Pazarcı ve işportacı olmak şereflidir. Pazarcı ve işportacı olmak ne kadar şerefliyse, alnınızın teriyle ekmeğinizi kazanıyorsanız, belediye başkanlığı da aynı derecede şereflidir. Belediye başkanlığı yapmak, ilçe başkanlığı yapmak, siyaset yapmak ne kadar şerefliyse, el arabasını alıp… Ben 15 yaşımdan itibaren o pazarlarda, bu tezgahlarda, ekmeğimi kazanma uğruna koşturdum. Evet, Volkan Doğan işportacıdır. Evet, Volkan Doğan pazarcıdır.

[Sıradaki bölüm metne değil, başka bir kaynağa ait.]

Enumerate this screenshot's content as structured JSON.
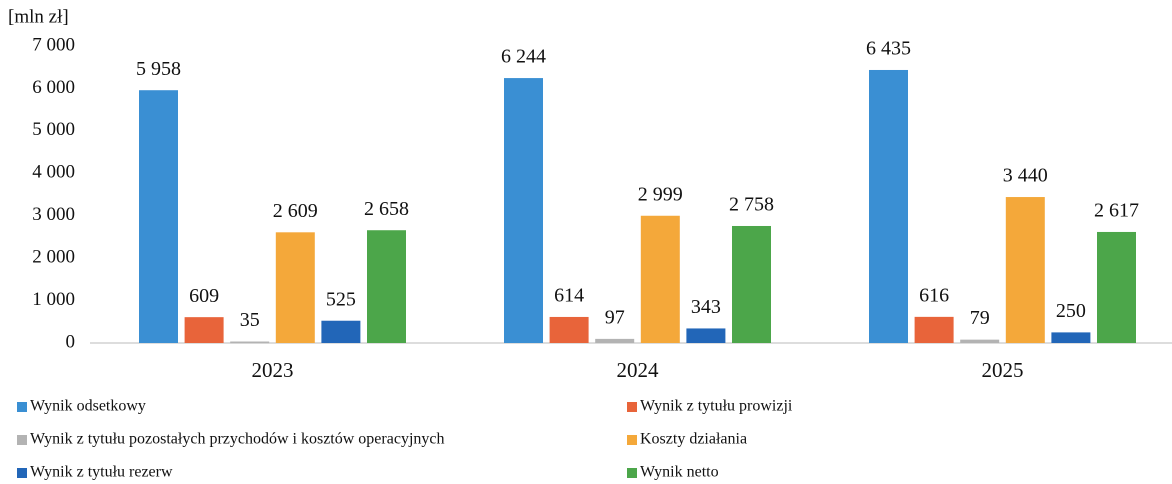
{
  "chart_data": {
    "type": "bar",
    "y_label": "[mln zł]",
    "categories": [
      "2023",
      "2024",
      "2025"
    ],
    "series": [
      {
        "name": "Wynik odsetkowy",
        "color": "#3a8fd3",
        "values": [
          5958,
          6244,
          6435
        ],
        "value_labels": [
          "5 958",
          "6 244",
          "6 435"
        ]
      },
      {
        "name": "Wynik z tytułu prowizji",
        "color": "#e8643a",
        "values": [
          609,
          614,
          616
        ]
      },
      {
        "name": "Wynik z tytułu pozostałych przychodów i kosztów operacyjnych",
        "color": "#b3b3b3",
        "values": [
          35,
          97,
          79
        ]
      },
      {
        "name": "Koszty działania",
        "color": "#f4a83a",
        "values": [
          2609,
          2999,
          3440
        ],
        "value_labels": [
          "2 609",
          "2 999",
          "3 440"
        ]
      },
      {
        "name": "Wynik z tytułu rezerw",
        "color": "#2266b8",
        "values": [
          525,
          343,
          250
        ]
      },
      {
        "name": "Wynik netto",
        "color": "#4ca64a",
        "values": [
          2658,
          2758,
          2617
        ],
        "value_labels": [
          "2 658",
          "2 758",
          "2 617"
        ]
      }
    ],
    "ylim": [
      0,
      7000
    ],
    "yticks": [
      0,
      {
        "value": 1000,
        "label": "1 000"
      },
      {
        "value": 2000,
        "label": "2 000"
      },
      {
        "value": 3000,
        "label": "3 000"
      },
      {
        "value": 4000,
        "label": "4 000"
      },
      {
        "value": 5000,
        "label": "5 000"
      },
      {
        "value": 6000,
        "label": "6 000"
      },
      {
        "value": 7000,
        "label": "7 000"
      }
    ],
    "grid": false,
    "legend": "bottom"
  }
}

İYİ Kİ İŞPORTACILIK YAPTIM
Ben kardeşlerimin, ailemin geçimini sağlamak adına… 15 yaşında, 16 yaşında babam vefat etti, okulu bırakmak zorunda kaldım. Ailemin geçimini sağlamak adına okulumu bıraktım, o işporta tezgahında, pazar tezgahında koşturdum. Gurur duyuyorum. Pazarcılar, en zor şartlarda çalışan esnaflardır. Pazarcı bir işi yapıyorsa, inanın her işi yapar. Pazarcılık yapan insanların, işportacılık yapan insanların, o şartlarda çalışan insanların, bilin ki Türkiye’de yapamayacağı hiçbir iş yoktur. Ben de kendimi o anlamda çok şanslı hissediyorum. İyi ki pazarcılık yapmışım, iyi ki işportacılık yapmışım.
KADER BİZE İMKAN VERMEDİ
Ben lise birinci sınıfta babamın vefatı dolayısıyla okulu bırakmak zorunda kaldım. Süleyman Çakır’da okuyordum. İki kardeşim vardı ve annem vardı ve evin en büyüğü de bendim. Tabii ki ben de arkadaşlarım, dostlarım gibi eğitimimi çok üst düzeyde yapmak, üniversitede en iyi yerlerde okumak isterdim. Ama hayat ve kader bize çok imkan vermedi. Biz, lise birinci sınıfta eğitimimizi bırakarak ancak gönlümüzde, zihnimizde kalarak bırakmak zorunda kaldık. Ailemizin geçimi için, kardeşlerimizi okutmak için, annemize, çevremize, bir şekilde evin reisliğine soyunduğumuz o dönemlerde o duruşu göstermek için gittik pazarlara çıktık, ticaret yaptık, aldık ve sattık.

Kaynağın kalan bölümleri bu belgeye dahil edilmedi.